The data used to prediction is the New York City taxi data from January, 2016 to June, 2016 and New York City weather data from the same time duration.
The taxi data has features about pickup time detailed to seconds. Considering the traffic condition could be affected by weekday and hour, so I deconstructed the time into weekday and hour as two categorical data. I also found a data about the weather in New York City which can be merged to the taxi data by date, so I kept the date.
The taxi data has features about pickup location and drop off location, so first I tried to plot the location data on the map.
Some points fall very far from New York City, to remove outliers, I identified the area of latitude 38 to 42, longitude -78 to -70 as the main area of trip from or to New York City. After removing geospatial outliers, I tried to use k-means to cluster the points to get the cluster labels.
Another feature from the geospatial data is the trip distance, as a numerical data.
The data still have some outliers from trip distance over 300 km and less than 0.2 km, and trip duration over 3 million seconds and less than 60 seconds. After using quantile method to remove the outliers, the data distribution is in line with general situation.
Without outliers, it is easier to find correlations between other feathers and trip duration. I use a series of box chart to find correlations. Vender id is not relevant, store_and_fwd_flag is showing correlation.
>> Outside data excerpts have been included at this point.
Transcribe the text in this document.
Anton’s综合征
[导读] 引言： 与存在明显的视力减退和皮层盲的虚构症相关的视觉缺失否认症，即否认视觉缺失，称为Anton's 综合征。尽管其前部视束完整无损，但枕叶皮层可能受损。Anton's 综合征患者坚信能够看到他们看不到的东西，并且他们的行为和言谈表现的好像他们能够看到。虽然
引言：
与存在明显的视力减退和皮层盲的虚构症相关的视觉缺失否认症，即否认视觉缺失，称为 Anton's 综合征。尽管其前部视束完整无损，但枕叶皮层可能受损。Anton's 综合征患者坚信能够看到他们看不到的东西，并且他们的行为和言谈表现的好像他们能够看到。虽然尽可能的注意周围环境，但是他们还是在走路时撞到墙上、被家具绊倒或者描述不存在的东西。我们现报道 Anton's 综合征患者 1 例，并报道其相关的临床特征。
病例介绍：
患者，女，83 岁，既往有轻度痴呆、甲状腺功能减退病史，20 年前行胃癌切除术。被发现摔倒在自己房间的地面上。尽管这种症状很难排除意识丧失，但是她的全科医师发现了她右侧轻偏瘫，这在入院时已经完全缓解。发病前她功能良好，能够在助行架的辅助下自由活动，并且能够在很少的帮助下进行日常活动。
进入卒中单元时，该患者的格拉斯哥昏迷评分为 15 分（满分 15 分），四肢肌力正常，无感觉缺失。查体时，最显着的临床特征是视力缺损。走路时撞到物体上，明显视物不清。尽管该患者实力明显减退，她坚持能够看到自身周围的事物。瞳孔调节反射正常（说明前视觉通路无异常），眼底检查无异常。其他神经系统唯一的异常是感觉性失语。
Weekday is relevant, trip duration on Friday, Saturday and Sunday are shorter, on other weekdays are higher. Pick up hour is also relevant.
Weather data is showing temperature, snow depth and precipitation. To simplify the data, I concluded them as have snow or have rain. After adding weather data, I still need to see the correlation between them and trip duration.
The features used in the final prediction are pick up weekday, pick up hour, pick up clusters, drop off clusters, have snow and have rain. I tried linear regression and random forest regression, showing R2 score 0.539 and 0.739 respectively, so I applied random forest regression for the data test prediction.